According to the European Commission Directive, radon concentrations are considered to be less than 300 becquerels per cubic meter of air in the living space or in facilities that are medically acceptable, that is, with such radiation doses, the radon risk of cancer is negligible. Anxiety or panic, therefore, should not be until it is proved that the danger to the collective health of people is possible.

Although this radioactive gas and its environmental risk have been scientifically known since 1900, the exact consequences of radon radiation have not been widely publicized in many EU member states until recently.
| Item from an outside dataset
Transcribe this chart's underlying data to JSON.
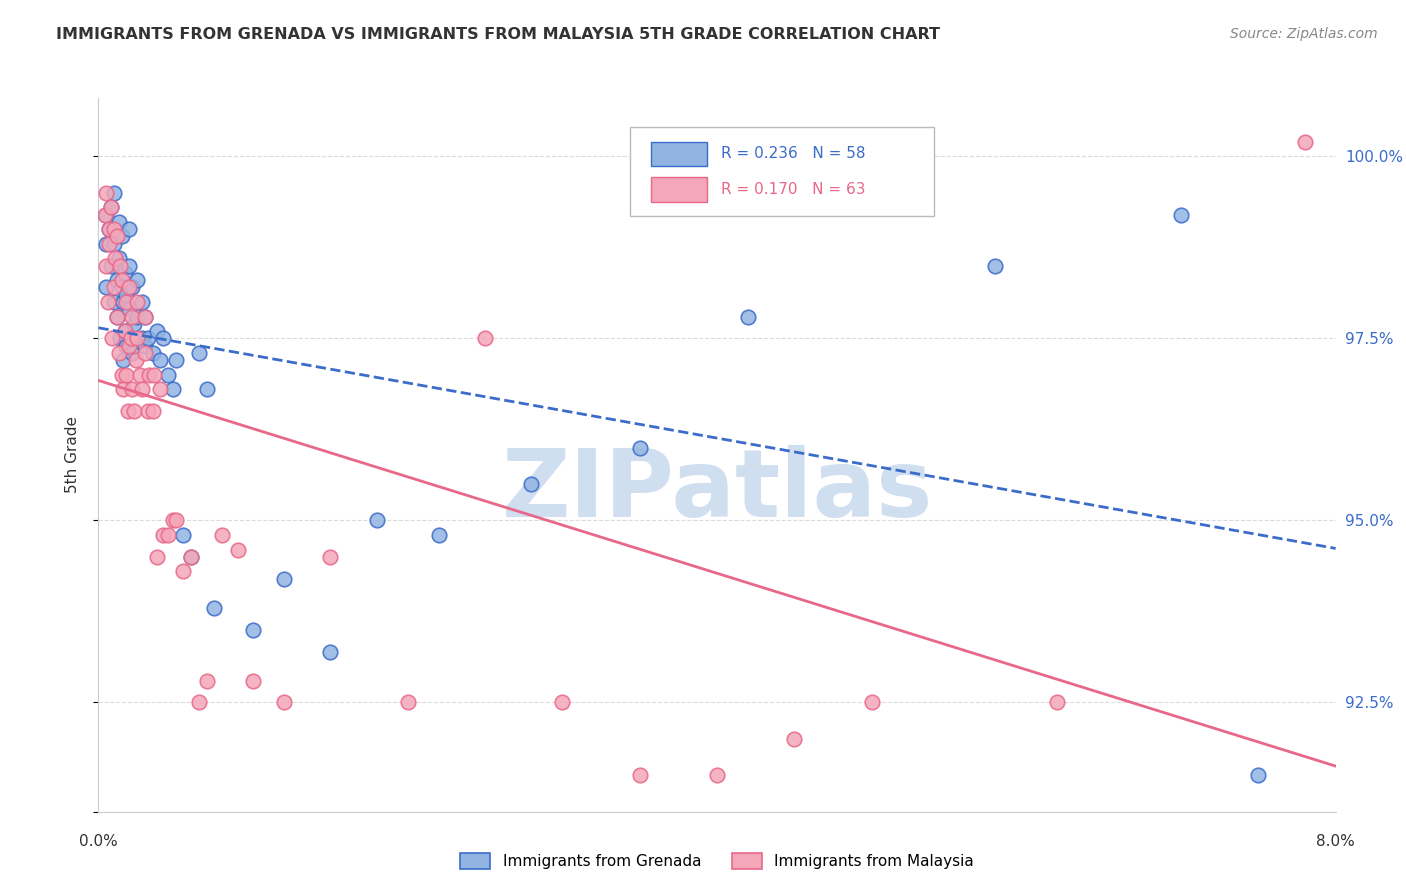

Among the countries that are the most conscious of the risk of this radioactive gas for the health of the nation are the Scandinavian countries, Ireland, Germany and the Czech Republic. Of the countries in the region, each of them has state resources for radiation and nuclear safety, most of them have Action Plans and good formal relations with international institutions. What is lacking is awareness of who such mechanisms serve.

Croatia, for example, although a member of the EU has not considered the Radon Action Plan since the beginning of July 2013 until the February Radon directive came into force in February. This directive requires each member to adopt an annual action plan and take all other measures to protect against excessive radiation of people and nature by the radiative energies of this subtle earthly killer.

What would be the question, whether with carcinogenic radon in Croatia, and if people and children would be poisoned by this dangerous gas in Istria, that there was no European Directive on the control of the presence of radon in homes, schools and kindergartens, in the living environment? Why exactly in all areas of life and work in transition countries, measures and standards must they establish authorities from outside? Is it possible that even after the age of four years of the new Balkan states, the state itself is the purpose and goal, and the citizen is only a polling machine, statistical data or means for the state political elite to manipulate national passions? Why are the states so many irrelevant citizens? Even so irrelevant that they are more important and poorly crafted political trillers than the health of the nation!